Addressing an Urban Land Institute New York forum yesterday, Related Cos CEO Jeff Blau—whose firm’s Hudson Yards project raised $600M via Chinese EB-5 investors – told audiences, “we should be looking at other places for capital over the next couple of years.” “If you talk to Chinese investors, they don’t see any problems with the economy and they basically think everything is fine,” Jeff says. “But if you ask the State Administration of Foreign Exchange, which is basically the equivalent of the Federal Reserve, they’re thinking about limiting currency controls and outbound capital flows to address some of the current concerns. I think it’s a hint of what’s about to come.” (Snapped: Mitch Roschelle, of PwC; Jeff Blau, speaking; Himmel + Meringoff Properties principal Leslie Himmel; and CBRE vice chairman Darcy Stacom)
On another side—and in another city—yesterday morning at Bisnow’s Real Estate Finance event in Washington, DC—Madison Marquette CIO David Brainerd was bringing audiences up to speed on The Wharf, a $1.78B development his company is building in a JV with PN Hoffman that also raised funds from Chinese investors. Having helped lead financing of the second-largest mixed-use project in the country, David gave a picture of how hungry Chinese EB-5 investors have been for American real estate. When Hoffman-Madison Waterfront went looking for $90M of mortage debt equity, they had to fight investors off with a stick. “With that package, it was pretty easy to raise the money,” David, snapped next to Associate of Foreign Investors in Real Estate CEO Jim Fetgatter, says. “At one point, we were raising about $1M a day.” David described EB-5 as a “Wild West,” while also citing the benefits. The program was extended a year by Congress in 2015, but as the Chinese economy teeters, the appetite could shrink.

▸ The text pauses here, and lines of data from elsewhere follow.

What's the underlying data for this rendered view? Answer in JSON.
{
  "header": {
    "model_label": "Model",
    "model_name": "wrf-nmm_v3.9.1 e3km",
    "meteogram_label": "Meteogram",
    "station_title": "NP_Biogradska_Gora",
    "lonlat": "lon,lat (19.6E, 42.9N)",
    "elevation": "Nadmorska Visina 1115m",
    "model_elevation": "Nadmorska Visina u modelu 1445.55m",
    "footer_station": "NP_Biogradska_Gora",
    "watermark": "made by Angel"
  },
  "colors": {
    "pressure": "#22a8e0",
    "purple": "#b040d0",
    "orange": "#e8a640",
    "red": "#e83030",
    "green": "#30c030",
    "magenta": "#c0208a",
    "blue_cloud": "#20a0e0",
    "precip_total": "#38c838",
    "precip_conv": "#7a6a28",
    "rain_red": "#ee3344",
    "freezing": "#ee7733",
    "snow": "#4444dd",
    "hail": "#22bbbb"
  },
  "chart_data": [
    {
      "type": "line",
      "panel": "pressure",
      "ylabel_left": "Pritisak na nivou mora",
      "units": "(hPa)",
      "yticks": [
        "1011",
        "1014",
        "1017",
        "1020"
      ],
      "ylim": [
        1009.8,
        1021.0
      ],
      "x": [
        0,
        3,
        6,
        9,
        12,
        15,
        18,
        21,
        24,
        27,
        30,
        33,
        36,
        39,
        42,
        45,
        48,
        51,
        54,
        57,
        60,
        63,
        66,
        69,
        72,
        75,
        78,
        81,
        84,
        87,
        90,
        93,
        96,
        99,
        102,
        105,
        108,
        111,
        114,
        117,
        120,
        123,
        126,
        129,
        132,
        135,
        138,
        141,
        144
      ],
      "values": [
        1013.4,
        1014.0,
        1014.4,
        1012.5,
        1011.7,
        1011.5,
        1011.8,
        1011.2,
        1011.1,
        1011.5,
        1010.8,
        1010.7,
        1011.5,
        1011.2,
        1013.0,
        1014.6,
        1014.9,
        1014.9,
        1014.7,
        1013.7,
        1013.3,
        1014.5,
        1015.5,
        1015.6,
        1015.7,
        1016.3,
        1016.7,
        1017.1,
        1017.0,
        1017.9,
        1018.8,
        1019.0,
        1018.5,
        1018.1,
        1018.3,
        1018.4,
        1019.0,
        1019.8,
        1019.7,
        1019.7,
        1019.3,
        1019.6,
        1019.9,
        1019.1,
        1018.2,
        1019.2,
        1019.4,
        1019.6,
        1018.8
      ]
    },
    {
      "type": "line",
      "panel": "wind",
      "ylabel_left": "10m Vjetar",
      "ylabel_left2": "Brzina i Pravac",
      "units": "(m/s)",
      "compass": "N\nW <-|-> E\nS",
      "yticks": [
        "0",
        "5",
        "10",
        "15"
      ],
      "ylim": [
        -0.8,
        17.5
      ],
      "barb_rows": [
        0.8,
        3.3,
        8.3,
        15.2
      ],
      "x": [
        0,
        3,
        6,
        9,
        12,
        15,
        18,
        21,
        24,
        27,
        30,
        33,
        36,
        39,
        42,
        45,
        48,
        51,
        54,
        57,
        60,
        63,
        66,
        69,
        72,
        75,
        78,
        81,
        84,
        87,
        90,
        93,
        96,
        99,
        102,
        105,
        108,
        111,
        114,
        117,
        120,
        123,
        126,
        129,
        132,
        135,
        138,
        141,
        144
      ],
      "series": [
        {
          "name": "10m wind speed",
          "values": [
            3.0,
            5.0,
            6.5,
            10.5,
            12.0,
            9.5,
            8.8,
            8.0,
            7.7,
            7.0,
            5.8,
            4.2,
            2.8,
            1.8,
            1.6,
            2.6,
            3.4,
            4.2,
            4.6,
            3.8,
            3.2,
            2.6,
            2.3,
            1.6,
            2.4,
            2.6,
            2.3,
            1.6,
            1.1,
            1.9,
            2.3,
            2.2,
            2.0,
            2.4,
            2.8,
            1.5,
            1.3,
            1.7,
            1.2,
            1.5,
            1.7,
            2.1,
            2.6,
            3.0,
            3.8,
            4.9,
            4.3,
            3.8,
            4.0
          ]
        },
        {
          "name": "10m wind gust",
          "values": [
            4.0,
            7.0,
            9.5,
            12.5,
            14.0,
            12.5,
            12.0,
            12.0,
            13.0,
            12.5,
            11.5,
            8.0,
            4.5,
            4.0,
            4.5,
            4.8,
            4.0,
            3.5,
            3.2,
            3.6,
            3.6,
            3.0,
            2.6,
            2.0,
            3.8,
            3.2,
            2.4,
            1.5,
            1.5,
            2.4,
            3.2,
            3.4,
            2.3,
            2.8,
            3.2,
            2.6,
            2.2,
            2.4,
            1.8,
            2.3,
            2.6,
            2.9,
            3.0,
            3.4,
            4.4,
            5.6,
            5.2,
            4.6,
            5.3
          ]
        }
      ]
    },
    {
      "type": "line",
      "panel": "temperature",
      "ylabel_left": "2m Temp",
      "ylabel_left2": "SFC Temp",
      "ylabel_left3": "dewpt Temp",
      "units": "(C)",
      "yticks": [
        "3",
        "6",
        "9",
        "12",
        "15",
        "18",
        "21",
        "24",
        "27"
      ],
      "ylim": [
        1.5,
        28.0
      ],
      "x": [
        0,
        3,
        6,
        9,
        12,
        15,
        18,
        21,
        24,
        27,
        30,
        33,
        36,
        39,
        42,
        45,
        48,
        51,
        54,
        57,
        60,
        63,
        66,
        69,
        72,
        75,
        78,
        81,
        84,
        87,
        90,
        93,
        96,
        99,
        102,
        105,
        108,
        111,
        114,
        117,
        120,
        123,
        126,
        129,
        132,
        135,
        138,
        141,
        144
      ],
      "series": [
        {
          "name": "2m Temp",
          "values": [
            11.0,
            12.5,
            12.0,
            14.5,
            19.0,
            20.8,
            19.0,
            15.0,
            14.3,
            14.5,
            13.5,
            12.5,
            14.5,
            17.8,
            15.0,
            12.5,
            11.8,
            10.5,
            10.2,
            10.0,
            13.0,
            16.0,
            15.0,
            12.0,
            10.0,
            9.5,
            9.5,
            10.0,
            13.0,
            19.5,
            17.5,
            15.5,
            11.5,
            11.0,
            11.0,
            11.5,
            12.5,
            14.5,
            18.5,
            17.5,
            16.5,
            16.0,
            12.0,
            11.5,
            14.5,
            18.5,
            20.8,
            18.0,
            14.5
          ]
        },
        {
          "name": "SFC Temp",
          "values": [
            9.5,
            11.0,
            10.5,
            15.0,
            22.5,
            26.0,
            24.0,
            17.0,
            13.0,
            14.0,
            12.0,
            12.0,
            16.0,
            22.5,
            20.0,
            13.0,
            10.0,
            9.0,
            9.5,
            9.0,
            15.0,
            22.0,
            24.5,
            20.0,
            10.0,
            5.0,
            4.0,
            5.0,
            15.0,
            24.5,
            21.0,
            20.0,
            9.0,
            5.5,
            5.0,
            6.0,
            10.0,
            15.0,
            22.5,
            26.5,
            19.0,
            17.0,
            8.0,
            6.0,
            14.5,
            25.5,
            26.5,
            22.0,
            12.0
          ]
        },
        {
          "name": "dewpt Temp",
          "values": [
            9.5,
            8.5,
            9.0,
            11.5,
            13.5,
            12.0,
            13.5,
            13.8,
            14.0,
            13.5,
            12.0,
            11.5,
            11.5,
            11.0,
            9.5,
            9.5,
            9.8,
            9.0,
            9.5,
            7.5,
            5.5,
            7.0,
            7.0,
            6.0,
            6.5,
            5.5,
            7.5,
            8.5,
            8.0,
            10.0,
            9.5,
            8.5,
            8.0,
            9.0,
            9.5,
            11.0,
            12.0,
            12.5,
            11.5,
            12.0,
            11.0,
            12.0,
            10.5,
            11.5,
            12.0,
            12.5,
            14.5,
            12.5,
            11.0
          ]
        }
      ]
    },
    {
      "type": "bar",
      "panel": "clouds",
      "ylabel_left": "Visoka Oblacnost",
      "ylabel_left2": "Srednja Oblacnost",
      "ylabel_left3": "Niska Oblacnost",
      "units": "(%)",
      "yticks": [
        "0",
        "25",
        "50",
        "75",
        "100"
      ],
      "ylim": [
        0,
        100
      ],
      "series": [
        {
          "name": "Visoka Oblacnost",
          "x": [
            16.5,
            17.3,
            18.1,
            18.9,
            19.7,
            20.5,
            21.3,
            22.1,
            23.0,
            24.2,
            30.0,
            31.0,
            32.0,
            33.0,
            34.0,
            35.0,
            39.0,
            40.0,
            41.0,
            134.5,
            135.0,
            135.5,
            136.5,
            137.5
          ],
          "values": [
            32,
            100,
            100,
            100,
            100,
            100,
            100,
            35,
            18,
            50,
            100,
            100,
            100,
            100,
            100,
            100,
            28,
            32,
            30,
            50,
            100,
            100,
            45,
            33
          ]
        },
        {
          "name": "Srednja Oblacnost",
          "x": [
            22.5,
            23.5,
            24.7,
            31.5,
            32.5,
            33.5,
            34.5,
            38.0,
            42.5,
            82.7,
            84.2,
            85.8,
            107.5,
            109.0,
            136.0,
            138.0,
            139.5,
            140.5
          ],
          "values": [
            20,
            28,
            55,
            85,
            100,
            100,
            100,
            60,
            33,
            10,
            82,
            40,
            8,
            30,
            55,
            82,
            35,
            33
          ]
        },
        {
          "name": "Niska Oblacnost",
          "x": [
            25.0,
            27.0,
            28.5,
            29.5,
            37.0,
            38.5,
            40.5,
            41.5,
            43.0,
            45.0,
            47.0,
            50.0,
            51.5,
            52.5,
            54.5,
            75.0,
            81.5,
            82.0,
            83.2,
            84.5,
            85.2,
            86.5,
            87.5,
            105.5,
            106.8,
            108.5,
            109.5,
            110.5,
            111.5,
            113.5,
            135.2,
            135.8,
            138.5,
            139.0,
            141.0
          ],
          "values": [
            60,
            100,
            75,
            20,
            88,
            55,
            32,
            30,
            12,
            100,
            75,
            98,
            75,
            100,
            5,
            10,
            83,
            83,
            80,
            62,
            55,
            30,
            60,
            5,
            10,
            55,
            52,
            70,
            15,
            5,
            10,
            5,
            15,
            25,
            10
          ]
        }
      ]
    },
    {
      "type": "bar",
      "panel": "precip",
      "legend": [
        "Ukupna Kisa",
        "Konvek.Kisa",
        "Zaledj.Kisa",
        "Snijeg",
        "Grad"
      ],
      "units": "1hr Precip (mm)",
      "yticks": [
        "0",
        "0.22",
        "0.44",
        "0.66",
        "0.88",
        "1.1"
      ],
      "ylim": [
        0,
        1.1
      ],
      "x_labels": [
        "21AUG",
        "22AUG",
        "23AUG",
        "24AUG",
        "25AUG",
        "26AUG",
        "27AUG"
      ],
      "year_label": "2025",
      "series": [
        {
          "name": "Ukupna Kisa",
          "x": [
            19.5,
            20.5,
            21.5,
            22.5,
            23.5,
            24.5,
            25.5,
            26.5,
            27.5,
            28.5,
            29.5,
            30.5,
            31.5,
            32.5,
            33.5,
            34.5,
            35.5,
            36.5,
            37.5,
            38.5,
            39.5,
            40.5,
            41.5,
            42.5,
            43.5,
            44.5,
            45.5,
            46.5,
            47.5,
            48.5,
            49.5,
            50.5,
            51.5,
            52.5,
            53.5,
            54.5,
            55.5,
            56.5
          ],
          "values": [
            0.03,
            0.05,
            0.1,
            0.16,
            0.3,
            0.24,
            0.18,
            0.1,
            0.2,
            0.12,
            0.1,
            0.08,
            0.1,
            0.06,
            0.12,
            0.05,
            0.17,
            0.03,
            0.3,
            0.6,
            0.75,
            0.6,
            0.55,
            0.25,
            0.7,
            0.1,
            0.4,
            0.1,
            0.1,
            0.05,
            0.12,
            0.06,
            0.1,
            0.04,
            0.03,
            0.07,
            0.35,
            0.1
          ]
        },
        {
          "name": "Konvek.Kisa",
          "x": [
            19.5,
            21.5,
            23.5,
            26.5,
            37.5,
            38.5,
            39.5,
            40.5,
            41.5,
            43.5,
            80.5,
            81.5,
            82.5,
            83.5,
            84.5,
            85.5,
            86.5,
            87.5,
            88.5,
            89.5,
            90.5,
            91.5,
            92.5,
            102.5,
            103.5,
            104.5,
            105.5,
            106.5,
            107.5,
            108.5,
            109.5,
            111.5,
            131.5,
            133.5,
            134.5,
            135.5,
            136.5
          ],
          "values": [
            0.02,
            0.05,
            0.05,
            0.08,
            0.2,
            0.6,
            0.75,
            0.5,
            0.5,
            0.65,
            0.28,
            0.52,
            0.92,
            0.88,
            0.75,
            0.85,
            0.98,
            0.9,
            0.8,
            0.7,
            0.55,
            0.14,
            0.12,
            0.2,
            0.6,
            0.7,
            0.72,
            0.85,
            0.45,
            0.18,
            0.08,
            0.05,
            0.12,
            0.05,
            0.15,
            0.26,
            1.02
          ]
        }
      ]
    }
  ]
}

At the forum in New York, two of the city’s largest foreign investors debated the value of EB-5 investment. This panel, featuring Brian Ward, newly appointed CEO of Trimont Real Estate Advisors; Tom Arnold, head of Americas real estate for the Abu Dhabi Investment Authority; Erik Horvat, Fosun Property Holdings managing director; and Dean Shapiro, SVP of US investments with Oxford Properties Group. Tom called EB-5 a “cheap ticket” to US citizenship and says it was “up there with global warming and abortion” with how controversial the program has become. Meanwhile, Dean, a partner on Hudson Yards, praised EB-5 as “a highly effective funding mechanism for high-profile projects” and says for many years it was underutilized. As for the New York panel’s other optimists, Darcy says, “I still think we have plenty of people that can fill the void [of Chinese investors].” But even as Darcy cited such alternatives as Canadian, Middle Eastern and pension fund interests, Leslie wasn’t as convinced, suggesting that a slump in luxury apartment sales to foreign buyers could push down prices in the office market. And this could prove especially problematic when it comes to Chinese investors. Blau said that among the bids Related received from around the world earlier this week for the first Hudson tower, none were from China. “We got probably 10 bids to recap, but no Chinese,” he said.